Is there a Difference between Spousal Maintenance and Alimony?
Spousal maintenance, spousal support, and alimony all refer to payments made by one spouse to the other either during or after a divorce to assist with their living expenses. In New York State, the Domestic Relations Law refers to all monetary support paid by one spouse to the other spouse incident to a divorce as “maintenance.” On a federal tax return, however, it is still referred to as “alimony.” Post-divorce maintenance is usually set for a specific amount and duration to afford the recipient spouse time to gain the skills or training necessary to become self-sufficient, hence the term maintenance.
In 2016, the New York state legislature created two different formulas for courts to use as guidelines when calculating the amount and the duration of spousal maintenance: one for the situation where the payor spouse is also paying child support, and the other used when the payor spouse is either not paying child support or is receiving child support from the other parent. The statutory formulas take the incomes of each spouse and the duration of the marriage into consideration, and apply to all divorces filed on or after January 25, 2016.
An income cap of one-hundred seventy-five thousand dollars ($175,000.00) per year is applied under the formulas. It is important to note that the result of a formula, though, is a guideline and that ultimately, it is the court that holds the discretion to adjust the amounts, depending upon the facts and circumstances of the case, which includes marital lifestyle.
Spousal Maintenance Amount and Duration: Factors
The court considers the practical needs and responsibilities of each party while moving forward. For example, if the parties have young children, and the custodial parent cannot re-enter the workforce without additional school or training, the duration of maintenance may exceed the guidelines. Conversely, if the non-moneyed spouse has the training and ability to work, income may be imputed despite the fact that the spouse is not currently in the workforce.
In addition, if the parties had a high standard of living during the marriage, and one party has a much higher earning capacity than the other, a court may likely pierce the income cap when applying the maintenance formula.

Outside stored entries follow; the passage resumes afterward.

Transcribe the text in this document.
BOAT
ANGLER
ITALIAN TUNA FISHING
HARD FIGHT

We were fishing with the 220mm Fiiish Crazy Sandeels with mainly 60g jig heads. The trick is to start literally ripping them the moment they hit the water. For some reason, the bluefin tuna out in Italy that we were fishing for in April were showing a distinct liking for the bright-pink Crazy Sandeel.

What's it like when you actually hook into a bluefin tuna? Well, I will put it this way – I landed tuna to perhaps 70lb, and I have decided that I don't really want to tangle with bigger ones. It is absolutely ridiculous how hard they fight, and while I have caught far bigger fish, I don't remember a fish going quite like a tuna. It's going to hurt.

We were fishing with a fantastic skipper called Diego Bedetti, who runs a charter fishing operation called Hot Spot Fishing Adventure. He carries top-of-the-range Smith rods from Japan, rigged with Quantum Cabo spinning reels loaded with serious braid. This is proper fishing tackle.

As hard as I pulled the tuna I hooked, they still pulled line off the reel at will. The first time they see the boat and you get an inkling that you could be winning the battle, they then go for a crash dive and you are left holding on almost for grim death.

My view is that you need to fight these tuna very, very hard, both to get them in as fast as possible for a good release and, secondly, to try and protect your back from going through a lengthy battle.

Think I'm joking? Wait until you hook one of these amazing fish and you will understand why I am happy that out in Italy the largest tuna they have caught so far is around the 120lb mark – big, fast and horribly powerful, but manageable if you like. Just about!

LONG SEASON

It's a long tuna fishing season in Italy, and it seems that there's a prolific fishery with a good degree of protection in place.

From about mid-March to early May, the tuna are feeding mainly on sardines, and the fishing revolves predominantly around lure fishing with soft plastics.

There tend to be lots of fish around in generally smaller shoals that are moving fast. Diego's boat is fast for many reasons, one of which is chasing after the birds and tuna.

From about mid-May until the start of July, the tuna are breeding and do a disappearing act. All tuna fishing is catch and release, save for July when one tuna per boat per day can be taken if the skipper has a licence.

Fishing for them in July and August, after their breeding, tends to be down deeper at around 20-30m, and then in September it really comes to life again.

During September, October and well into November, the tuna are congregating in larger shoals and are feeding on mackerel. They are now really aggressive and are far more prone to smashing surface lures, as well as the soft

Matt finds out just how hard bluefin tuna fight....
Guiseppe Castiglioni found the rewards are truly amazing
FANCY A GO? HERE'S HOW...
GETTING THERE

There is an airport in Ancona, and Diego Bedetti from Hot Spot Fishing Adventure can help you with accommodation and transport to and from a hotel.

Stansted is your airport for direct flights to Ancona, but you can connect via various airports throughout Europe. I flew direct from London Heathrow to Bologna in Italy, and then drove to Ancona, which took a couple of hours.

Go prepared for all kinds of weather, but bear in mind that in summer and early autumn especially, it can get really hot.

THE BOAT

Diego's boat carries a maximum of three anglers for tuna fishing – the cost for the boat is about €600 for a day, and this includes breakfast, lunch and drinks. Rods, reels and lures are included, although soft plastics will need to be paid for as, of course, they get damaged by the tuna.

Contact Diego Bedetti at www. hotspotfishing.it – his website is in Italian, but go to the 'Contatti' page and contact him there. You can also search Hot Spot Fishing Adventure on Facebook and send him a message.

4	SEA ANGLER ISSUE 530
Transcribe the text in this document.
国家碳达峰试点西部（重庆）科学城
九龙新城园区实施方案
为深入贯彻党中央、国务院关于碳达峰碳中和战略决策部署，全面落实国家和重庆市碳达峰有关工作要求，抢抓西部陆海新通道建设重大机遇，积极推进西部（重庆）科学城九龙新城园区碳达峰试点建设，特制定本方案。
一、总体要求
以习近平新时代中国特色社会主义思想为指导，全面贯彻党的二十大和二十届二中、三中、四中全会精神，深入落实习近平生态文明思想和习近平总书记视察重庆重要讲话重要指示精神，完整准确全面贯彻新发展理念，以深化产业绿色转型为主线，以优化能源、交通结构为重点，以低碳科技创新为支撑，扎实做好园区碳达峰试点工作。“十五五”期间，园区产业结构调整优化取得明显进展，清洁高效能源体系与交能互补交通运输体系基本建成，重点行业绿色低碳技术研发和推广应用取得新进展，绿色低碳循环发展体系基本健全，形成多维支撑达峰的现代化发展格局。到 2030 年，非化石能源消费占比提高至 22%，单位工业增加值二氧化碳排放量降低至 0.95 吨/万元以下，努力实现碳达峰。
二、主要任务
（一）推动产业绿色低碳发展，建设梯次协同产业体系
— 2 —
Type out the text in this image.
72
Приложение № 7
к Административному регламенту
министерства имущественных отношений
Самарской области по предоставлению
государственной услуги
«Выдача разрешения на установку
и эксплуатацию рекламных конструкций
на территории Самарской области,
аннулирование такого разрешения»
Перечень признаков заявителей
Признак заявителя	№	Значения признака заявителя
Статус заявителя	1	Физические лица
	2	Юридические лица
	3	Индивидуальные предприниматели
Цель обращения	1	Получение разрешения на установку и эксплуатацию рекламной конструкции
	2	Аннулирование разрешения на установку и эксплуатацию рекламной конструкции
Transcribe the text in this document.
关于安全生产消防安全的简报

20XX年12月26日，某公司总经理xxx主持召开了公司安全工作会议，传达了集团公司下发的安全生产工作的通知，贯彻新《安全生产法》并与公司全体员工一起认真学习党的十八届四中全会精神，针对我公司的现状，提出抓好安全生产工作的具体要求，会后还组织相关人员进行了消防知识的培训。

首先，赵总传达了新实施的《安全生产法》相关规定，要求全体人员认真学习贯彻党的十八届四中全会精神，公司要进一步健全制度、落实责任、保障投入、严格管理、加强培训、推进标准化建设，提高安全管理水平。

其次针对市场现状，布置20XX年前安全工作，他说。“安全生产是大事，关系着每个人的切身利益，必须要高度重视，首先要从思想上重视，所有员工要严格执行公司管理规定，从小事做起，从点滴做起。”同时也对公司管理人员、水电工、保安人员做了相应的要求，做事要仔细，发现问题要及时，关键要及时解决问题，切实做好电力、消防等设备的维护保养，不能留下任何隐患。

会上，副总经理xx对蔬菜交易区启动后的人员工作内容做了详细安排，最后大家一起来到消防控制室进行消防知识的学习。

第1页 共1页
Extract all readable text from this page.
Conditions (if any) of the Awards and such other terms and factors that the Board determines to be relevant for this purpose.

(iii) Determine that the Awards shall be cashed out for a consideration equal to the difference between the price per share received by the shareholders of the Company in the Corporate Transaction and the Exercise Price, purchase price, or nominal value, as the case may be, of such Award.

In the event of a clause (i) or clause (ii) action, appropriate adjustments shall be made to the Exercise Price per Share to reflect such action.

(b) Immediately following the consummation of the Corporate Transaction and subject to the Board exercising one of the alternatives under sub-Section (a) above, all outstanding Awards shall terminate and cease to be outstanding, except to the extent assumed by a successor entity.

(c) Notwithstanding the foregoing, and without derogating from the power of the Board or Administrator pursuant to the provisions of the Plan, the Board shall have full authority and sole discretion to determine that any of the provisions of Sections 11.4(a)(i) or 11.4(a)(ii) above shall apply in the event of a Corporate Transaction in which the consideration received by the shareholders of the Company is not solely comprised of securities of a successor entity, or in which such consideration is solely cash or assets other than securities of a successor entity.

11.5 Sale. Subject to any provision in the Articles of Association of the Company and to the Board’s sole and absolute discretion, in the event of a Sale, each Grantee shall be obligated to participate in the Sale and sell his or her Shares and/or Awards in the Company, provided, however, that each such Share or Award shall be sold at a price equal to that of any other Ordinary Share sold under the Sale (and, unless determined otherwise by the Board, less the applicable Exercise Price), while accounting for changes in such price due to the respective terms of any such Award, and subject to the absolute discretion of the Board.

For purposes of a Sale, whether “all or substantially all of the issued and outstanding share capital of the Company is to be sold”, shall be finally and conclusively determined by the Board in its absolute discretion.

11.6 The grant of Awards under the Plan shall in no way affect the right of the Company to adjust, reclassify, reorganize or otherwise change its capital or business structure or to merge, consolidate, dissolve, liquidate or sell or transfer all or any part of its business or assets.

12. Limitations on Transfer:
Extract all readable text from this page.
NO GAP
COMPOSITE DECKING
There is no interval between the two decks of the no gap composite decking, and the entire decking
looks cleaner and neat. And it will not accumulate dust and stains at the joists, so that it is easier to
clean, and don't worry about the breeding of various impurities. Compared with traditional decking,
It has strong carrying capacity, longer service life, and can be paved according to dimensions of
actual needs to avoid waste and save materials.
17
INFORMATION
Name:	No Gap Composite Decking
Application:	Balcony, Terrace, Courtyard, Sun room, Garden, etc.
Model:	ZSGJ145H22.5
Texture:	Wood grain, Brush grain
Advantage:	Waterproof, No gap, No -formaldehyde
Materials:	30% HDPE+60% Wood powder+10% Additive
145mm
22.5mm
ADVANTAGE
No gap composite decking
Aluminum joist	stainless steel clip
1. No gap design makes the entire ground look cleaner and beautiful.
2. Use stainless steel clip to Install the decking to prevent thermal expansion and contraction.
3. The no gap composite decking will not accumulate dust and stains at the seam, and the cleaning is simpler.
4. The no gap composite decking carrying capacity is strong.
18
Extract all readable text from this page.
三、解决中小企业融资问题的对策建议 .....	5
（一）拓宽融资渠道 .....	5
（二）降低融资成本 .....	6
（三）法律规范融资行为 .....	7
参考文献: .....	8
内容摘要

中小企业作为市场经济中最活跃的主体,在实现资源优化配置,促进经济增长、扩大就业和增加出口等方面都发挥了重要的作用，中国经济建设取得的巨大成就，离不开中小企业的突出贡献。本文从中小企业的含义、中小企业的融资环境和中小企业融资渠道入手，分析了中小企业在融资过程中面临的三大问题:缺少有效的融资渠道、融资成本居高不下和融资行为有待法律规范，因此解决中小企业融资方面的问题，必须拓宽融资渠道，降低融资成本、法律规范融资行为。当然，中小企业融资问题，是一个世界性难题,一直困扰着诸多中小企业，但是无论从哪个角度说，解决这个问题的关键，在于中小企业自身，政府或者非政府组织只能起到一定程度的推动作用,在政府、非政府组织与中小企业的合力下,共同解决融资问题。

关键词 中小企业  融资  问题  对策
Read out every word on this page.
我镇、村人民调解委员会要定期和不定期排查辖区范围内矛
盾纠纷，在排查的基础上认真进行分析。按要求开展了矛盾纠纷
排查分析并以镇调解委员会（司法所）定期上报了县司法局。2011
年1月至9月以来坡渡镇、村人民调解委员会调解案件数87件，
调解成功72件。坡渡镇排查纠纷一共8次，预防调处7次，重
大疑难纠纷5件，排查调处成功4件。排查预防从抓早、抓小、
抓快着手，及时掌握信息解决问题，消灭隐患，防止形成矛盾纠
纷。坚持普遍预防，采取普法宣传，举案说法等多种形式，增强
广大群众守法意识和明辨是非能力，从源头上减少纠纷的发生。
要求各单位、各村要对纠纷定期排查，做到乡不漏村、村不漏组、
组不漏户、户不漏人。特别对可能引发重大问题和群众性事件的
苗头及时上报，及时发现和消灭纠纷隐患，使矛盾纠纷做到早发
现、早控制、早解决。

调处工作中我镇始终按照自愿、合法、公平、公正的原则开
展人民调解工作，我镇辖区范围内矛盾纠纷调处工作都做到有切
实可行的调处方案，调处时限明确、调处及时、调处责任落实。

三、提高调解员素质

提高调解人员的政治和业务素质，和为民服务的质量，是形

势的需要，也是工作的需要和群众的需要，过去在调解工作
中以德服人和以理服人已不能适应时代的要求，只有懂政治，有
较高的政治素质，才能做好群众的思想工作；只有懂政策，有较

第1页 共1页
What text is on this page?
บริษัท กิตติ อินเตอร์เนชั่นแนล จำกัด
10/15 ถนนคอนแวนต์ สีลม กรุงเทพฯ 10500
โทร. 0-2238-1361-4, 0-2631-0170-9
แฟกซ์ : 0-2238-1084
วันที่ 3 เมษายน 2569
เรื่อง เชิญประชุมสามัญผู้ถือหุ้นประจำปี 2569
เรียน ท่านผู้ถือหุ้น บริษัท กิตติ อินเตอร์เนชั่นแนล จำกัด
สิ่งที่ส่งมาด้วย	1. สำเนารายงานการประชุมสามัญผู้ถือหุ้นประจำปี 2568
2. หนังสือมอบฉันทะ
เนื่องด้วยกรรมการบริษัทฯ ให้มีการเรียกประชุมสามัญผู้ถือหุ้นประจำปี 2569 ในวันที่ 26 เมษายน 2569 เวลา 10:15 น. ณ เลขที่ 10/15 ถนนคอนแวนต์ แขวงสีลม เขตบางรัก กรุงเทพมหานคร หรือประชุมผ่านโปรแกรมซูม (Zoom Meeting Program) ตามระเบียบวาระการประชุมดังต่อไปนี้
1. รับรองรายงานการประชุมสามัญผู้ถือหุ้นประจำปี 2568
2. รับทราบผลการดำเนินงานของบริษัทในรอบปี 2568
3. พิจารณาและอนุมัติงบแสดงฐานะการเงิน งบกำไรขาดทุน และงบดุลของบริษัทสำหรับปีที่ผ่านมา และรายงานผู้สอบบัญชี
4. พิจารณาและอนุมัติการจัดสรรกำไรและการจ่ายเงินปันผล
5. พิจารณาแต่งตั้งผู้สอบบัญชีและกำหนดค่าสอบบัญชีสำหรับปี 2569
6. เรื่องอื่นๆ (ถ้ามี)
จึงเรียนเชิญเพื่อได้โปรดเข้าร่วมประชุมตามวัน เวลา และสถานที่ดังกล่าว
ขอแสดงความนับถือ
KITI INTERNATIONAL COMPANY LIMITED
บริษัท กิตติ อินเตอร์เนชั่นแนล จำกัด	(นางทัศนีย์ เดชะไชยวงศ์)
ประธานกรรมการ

Lump-sum vs. Monthly Spousal Maintenance Payments
Generally speaking, when a wealthy spouse makes a lump-sum payment to the non-moneyed spouse, it’s paid as a distributive award, which has no tax consequences for either party. One of the more useful tools in resolving support-related issues is the tax deduction benefit available to a spouse making a stream of spousal maintenance payments in accordance with the requirements of the Internal Revenue Code.
Since maintenance is paid by a spouse with a higher earning capacity – and presumably a higher tax bracket – to a spouse with a lower earning capacity and lower tax bracket, there is a tax savings incentive which enables a “moneyed” spouse to make a higher support payment with a net savings that is not available if a distributive award is made. This tax savings results from the fact that a payor can deduct the maintenance paid to the lower-earning, former spouse from their income when filing income tax returns.
Maintenance paid over several years is likely to enable the paying spouse to maximize his or her tax benefit. Often times, we are able to structure settlement terms within the tax rules where the lowest amount of taxes would need to be paid.
A Change in Circumstances Can Affect Support Payments
In any New York divorce proceeding resolved after 2010, the payor of child support may apply for a reduction in support if his or her income is reduced by fifteen percent (15%) or more, or three (3) years have elapsed since the payments began, or there is a substantial change in circumstances, such as disability of the payor spouse. With respect to child support, both parties are entitled to revisit it: If either party’s income changes by fifteen percent (15%) or more, support could be increased or decreased accordingly.
With respect to spousal maintenance, the payor may apply for a reduction of support if a substantial change of circumstances occurs, or if the recipient spouse gets a higher paying job, or inherits a large sum of money, etc. that would reduce the need for support. If the recipient’s income increases by fifteen percent (15%) or more, the payor may be entitled to a reduction in his or her spousal support payments, but not his or her child support payments.
Both parties have the right to revisit support when there’s a substantial change in circumstances: The payor has the right to revisit his or her support obligations if the recipient no longer needs the original level of support, and the recipient of maintenance may seek an upward modification if the payor’s income increases.
For the payor to have their support obligations reduced, the change in circumstances must be involuntary. If someone quits their six-figure job as a software engineer to work for minimum wage in a hardware store, a judge will likely impute income to the payor and not reduce the payments. In other words, the judge will not only consider the greatly-reduced income now being earned at the store, but also the amount the payor would be earning if they were still working at the software company.